Chancellor Rachel Reeves left the telecoms sector out of the British Industrial Competitiveness Scheme (BICS) tax-relief scheme, which gives a 25% discount on electricity bills to 10,000 businesses. Telecoms giants including VodafoneThree, Virgin Media O2, and EE have been excluded from this support. The price of electricity has risen by 33% since the war in Iran began and could continue to rise, driving telecoms firms to face the full force of energy price rises.
As a result, these firms are drawing up emergency contingency plans to manage their energy bills. Measures being considered include slowing speeds, restricting access during high demand, and charging premiums for peak-time usage, with most rationing targeting voice calls and mobile data usage. Operators may also consider offshoring call centers to offset energy costs.
Cost pressures could lead to 5G rollout plans being shelved, and one network warned that 9,000 jobs could be at risk if investment plans slow due to rising costs. The BICS scheme will cut costs by up to £40 per megawatt-hour from 2027 by exempting businesses from certain extra charges, with an additional one-off payment in 2027 given to an extra 3,000 businesses in sectors like automotive, aerospace, steel, and pharmaceuticals. Industry insiders warned that mobile networks are officially classed as critical infrastructure and should be included in the BICS scheme.

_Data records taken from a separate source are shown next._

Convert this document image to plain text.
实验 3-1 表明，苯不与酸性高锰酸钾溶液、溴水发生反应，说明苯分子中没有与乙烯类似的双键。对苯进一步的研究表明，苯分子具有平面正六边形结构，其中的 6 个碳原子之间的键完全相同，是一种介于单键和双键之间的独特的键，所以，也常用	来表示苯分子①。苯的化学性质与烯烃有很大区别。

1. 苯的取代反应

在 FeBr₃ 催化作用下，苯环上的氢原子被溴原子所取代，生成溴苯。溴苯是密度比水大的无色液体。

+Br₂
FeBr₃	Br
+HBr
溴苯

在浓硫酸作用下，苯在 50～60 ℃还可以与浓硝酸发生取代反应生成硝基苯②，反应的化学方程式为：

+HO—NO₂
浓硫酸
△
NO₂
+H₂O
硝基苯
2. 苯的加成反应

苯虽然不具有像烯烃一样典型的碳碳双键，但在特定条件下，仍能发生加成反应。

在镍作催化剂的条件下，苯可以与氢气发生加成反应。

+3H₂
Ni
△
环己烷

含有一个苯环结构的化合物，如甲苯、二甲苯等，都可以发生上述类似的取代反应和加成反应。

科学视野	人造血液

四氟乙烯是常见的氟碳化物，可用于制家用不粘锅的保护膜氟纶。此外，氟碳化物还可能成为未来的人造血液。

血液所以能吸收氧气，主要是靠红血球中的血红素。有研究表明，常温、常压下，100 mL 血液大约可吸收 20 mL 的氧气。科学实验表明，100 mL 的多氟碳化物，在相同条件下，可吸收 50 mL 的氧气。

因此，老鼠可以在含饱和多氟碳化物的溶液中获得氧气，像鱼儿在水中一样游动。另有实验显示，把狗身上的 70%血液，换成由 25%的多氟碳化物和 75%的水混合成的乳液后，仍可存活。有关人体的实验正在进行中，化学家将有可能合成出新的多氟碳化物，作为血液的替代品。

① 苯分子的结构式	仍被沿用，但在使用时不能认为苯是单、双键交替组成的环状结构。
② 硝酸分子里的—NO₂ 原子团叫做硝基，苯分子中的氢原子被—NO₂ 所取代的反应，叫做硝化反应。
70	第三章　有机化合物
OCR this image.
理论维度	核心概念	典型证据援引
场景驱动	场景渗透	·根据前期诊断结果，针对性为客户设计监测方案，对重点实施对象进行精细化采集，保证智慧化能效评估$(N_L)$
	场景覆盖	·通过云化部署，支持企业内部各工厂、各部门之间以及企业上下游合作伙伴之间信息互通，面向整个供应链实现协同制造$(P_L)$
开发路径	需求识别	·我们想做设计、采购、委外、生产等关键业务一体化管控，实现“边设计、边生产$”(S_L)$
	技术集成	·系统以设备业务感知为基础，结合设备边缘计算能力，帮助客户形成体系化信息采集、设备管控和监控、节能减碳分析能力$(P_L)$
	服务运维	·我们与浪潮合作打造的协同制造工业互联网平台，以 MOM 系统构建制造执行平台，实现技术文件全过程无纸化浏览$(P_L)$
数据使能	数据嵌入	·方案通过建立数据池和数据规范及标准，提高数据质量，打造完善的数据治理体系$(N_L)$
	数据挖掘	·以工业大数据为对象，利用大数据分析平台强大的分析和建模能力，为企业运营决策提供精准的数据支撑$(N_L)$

A VodafoneThree spokesperson said, according to the company, that they are disappointed the government has chosen not to include the telecoms sector and urged consideration of the impact on the vital sector. A Virgin Media O2 spokesperson added, according to the company, that if the government wants growth, productivity and resilience, it cannot overlook the digital networks the country depends on. It remains unclear which specific telecoms firms are implementing data rationing and price hikes, and when these measures will take effect, nor how many jobs are at risk across the entire industry.